Hector Garcia, CEO and Executive Director
FIRN (Foreign-born Information and Referral Network)
Hector Garcia took over as CEO and Executive Director of FIRN in 2010 when the organization itself was in need of recovery. Founded in 1981 as an informal support service for students at Howard Community College, FIRN now serves immigrants from over 75 countries and is well known as the key resource in Central Maryland for the foreign born.
However, resources and funding have proved challenging, and in today’s political climate there are urgent needs for legal assistance to protect families, as well as the provision of assistance with schools, health care, food, community resources and more.
Hector is a member of the Premier Class of 2012 and credits the network he developed with his ability to serve the community in a variety of ways, in addition to leading FIRN. Hector is a member of the #OneHoward steering committee, an initiative of the county executive designed to promote community dialogue and reinforce the county’s shared goals of diversity and inclusiveness. He has also served with the Howard County Public Transportation board, the Equity Council for the Howard County Public School System and the Community Emergency Response Network.
Hector provides some insights into the accomplishments and challenges of serving new immigrants to our community.
What was it about FIRN that inspired you to take on a leadership role?
I joined FIRN in 2010 after working on a national level with both the American Cancer Society and the American Red Cross. I was looking for a way to spend less time traveling while using my experience in nonprofit leadership. At the time, FIRN had run out of reserves and was looking for a change in direction. Friends and associates who were prominent in the community encouraged me to consider the job and I realized my passion to help new immigrants become integrated in the community would be a great fit for the position. We increased efficiencies and built up the board, and since that time have achieved many of our original goals to become the key resource in our area for the foreign born.

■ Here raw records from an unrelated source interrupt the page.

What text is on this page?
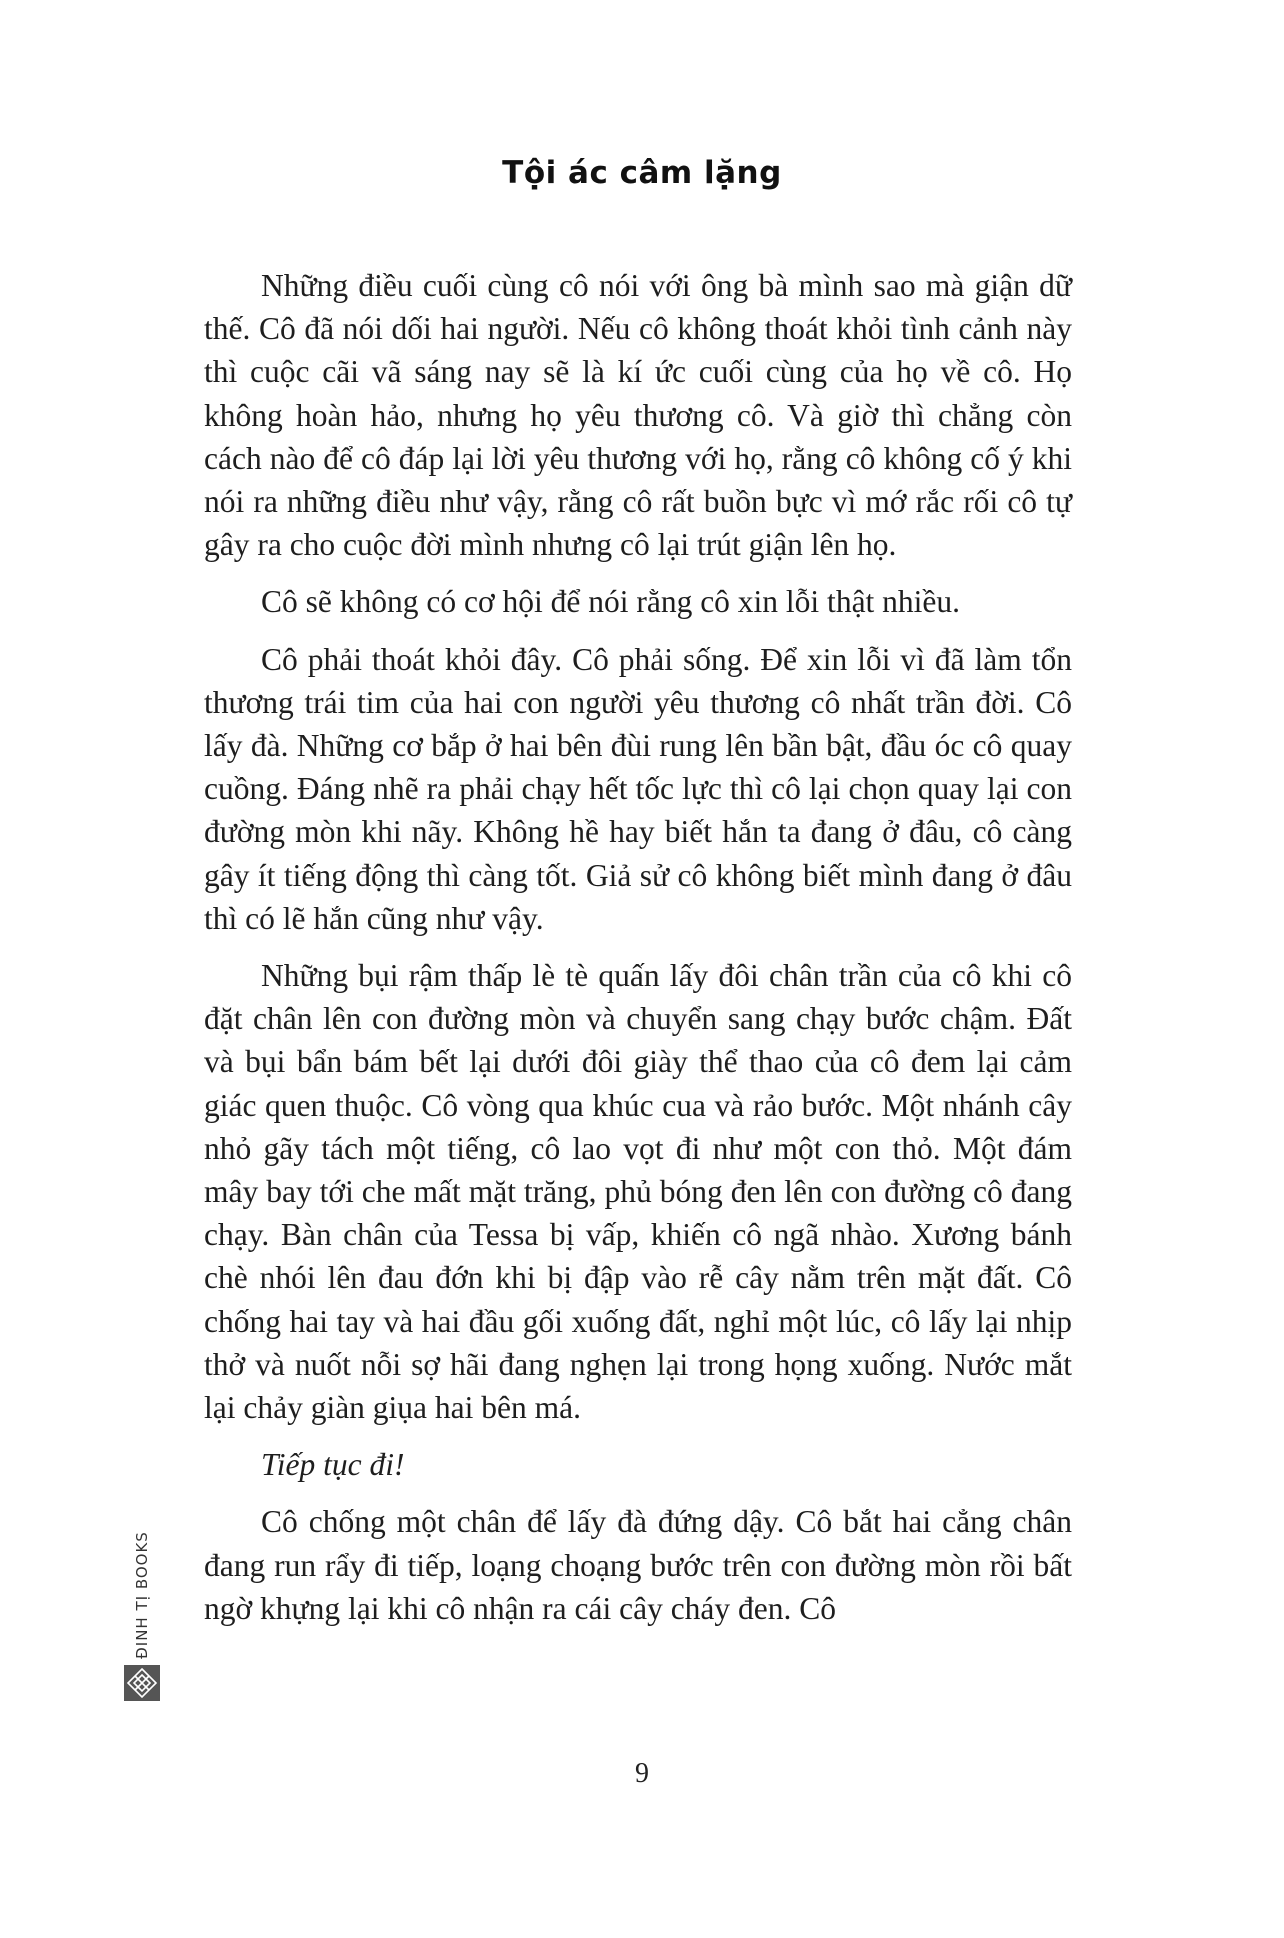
Tội ác câm lặng

Những điều cuối cùng cô nói với ông bà mình sao mà giận dữ thế. Cô đã nói dối hai người. Nếu cô không thoát khỏi tình cảnh này thì cuộc cãi vã sáng nay sẽ là kí ức cuối cùng của họ về cô. Họ không hoàn hảo, nhưng họ yêu thương cô. Và giờ thì chẳng còn cách nào để cô đáp lại lời yêu thương với họ, rằng cô không cố ý khi nói ra những điều như vậy, rằng cô rất buồn bực vì mớ rắc rối cô tự gây ra cho cuộc đời mình nhưng cô lại trút giận lên họ.

Cô sẽ không có cơ hội để nói rằng cô xin lỗi thật nhiều.

Cô phải thoát khỏi đây. Cô phải sống. Để xin lỗi vì đã làm tổn thương trái tim của hai con người yêu thương cô nhất trần đời. Cô lấy đà. Những cơ bắp ở hai bên đùi rung lên bần bật, đầu óc cô quay cuồng. Đáng nhẽ ra phải chạy hết tốc lực thì cô lại chọn quay lại con đường mòn khi nãy. Không hề hay biết hắn ta đang ở đâu, cô càng gây ít tiếng động thì càng tốt. Giả sử cô không biết mình đang ở đâu thì có lẽ hắn cũng như vậy.

Những bụi rậm thấp lè tè quấn lấy đôi chân trần của cô khi cô đặt chân lên con đường mòn và chuyển sang chạy bước chậm. Đất và bụi bẩn bám bết lại dưới đôi giày thể thao của cô đem lại cảm giác quen thuộc. Cô vòng qua khúc cua và rảo bước. Một nhánh cây nhỏ gãy tách một tiếng, cô lao vọt đi như một con thỏ. Một đám mây bay tới che mất mặt trăng, phủ bóng đen lên con đường cô đang chạy. Bàn chân của Tessa bị vấp, khiến cô ngã nhào. Xương bánh chè nhói lên đau đớn khi bị đập vào rễ cây nằm trên mặt đất. Cô chống hai tay và hai đầu gối xuống đất, nghỉ một lúc, cô lấy lại nhịp thở và nuốt nỗi sợ hãi đang nghẹn lại trong họng xuống. Nước mắt lại chảy giàn giụa hai bên má.

Tiếp tục đi!

Cô chống một chân để lấy đà đứng dậy. Cô bắt hai cẳng chân đang run rẩy đi tiếp, loạng choạng bước trên con đường mòn rồi bất ngờ khựng lại khi cô nhận ra cái cây cháy đen. Cô

ĐINH TỊ BOOKS
9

In 2015, we became the official welcome center in Howard County for foreign-born residents. This meant doing more outreach in the community to provide information and referral assistance to residents for everything from health care to finding an apartment, to enrolling their children in school – whatever questions people needed help with. We increased our staff to 12, along with many community volunteers. We also provide immigration counseling and citizenship classes, interpreting and translation services, English tutoring, and a variety of workshops. Our annual American Success Awards, which recognize significant contributions of immigrants, also raise awareness of the need to bridge culture and build community. FIRN also hosts Howard County’s annual Naturalization Ceremony which takes place close to the Fourth of July.
How have your priorities changed in the last year?
Obviously with the change in policy from the current administration, our focus has taken on more urgent legal and immigration assistance. We triage the most critical cases but are challenged with the capacity to handle all the requests for service. We have found that people are fearful about their future status, and we are seeing an increase in younger clients.
What do people need to know about FIRN?
We are the only agency in Howard County that does the work we do. In addition to information and referral, our counselors work very hard to make sure small issues don’t become larger ones that threaten to break up families. We are normally booked about 30+ days out for client requests, so we need to increase our capacity to serve everyone who seeks our services.
What are your biggest needs and how can people help?
Howard County and other organizations have been extremely supportive but we need to find additional sources for funding and support in order to expand our services. We need financial donations as well as volunteers who can assist in a variety of capacities.
If people have a connection with the immigrant community or would simply like to help us further our mission, we would love to hear from them.